Reading Across the Content Areas

Rebecca Alber over at Edutopia gets it exactly right in reminding us how important literacy is across the content areas:

Here’s one way to look at it: Content is what we teach, but there is also the how, and this is where literacy instruction comes in. There are an endless number of engaging, effective strategies to get students to think about, write about, read about, and talk about the content you teach. The ultimate goal of literacy instruction is to build a student’s comprehension, writing skills, and overall skills in communication.

Ask yourself, how do I mostly convey the information and knowledge to my students? Do I turn primarily to straight lecture, or teacher talk? Or, do I allow multiple opportunities for students to discover information on their own?

Admittedly, teaching social studies and science is about much more than literacy.  But Alber’s point is that for many content classes the text continues to be the primary medium for conveying information.  And if the text is the principal method, than the complexity of the text  should be a concern for all educators.
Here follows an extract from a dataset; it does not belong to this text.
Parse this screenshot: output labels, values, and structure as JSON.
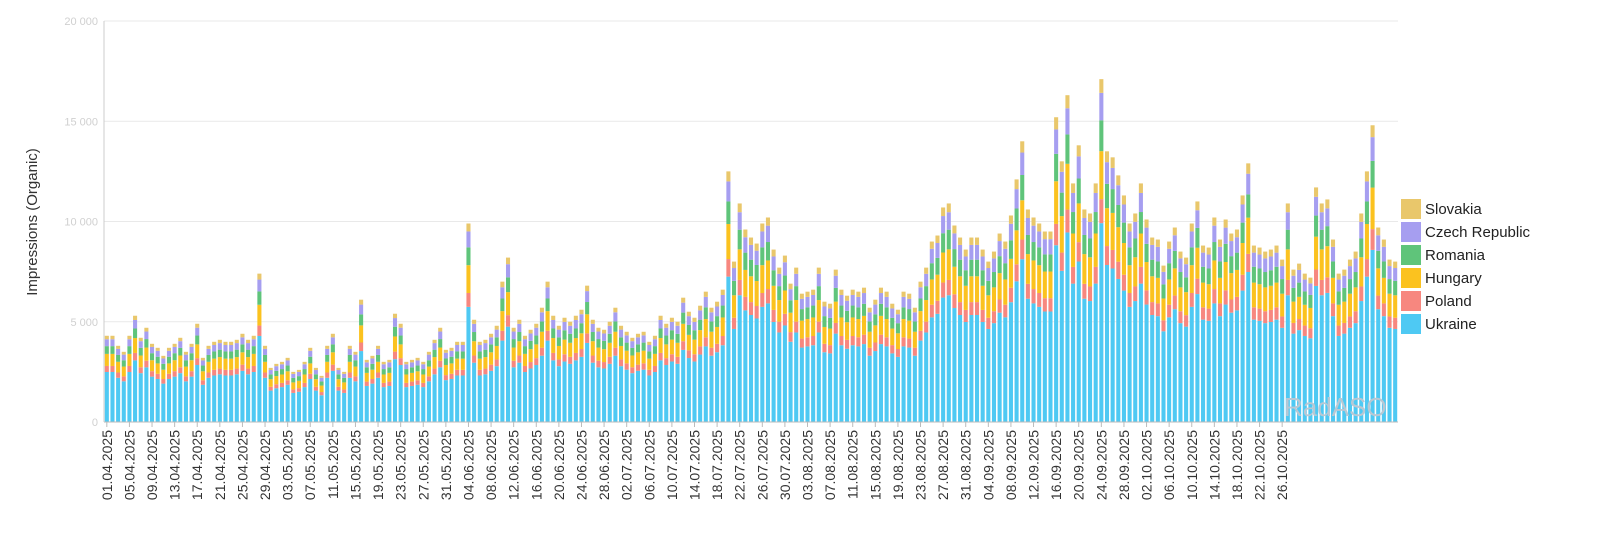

In our professional development sessions with educators across the U.S., we pay specific attention to the readability of textbooks, including supplemental materials.  The power of the Lexile Framework for Reading is the power it provides educators – all educators – in matching students to targeted reading material.  The Lexile Framework derives its actionability from being linked to hundreds of thousands of books and over a hundred million articles through subscriptive web resources, e.g. EBSCO, Grolier, ProQuest, GALE, etc…

A social studies teacher covering a unit on Ancient Rome, for example, has a wide variety of materials to choose from.  She can select secondary materials that cover life in Rome, but across a range of readability measures – a range that better mirrors the unique range of readers within her classroom.  These resources allow for the more effective use of ability groups and the creation of tiered reading lists – lists based on students’ Lexile measures.

Almost every public school district has access to at least one of these important databases.  If you’re not familiar with your own, be sure to check with media specialist.  These Lexile-linked resources are an invaluable tool for teaching students across all content areas.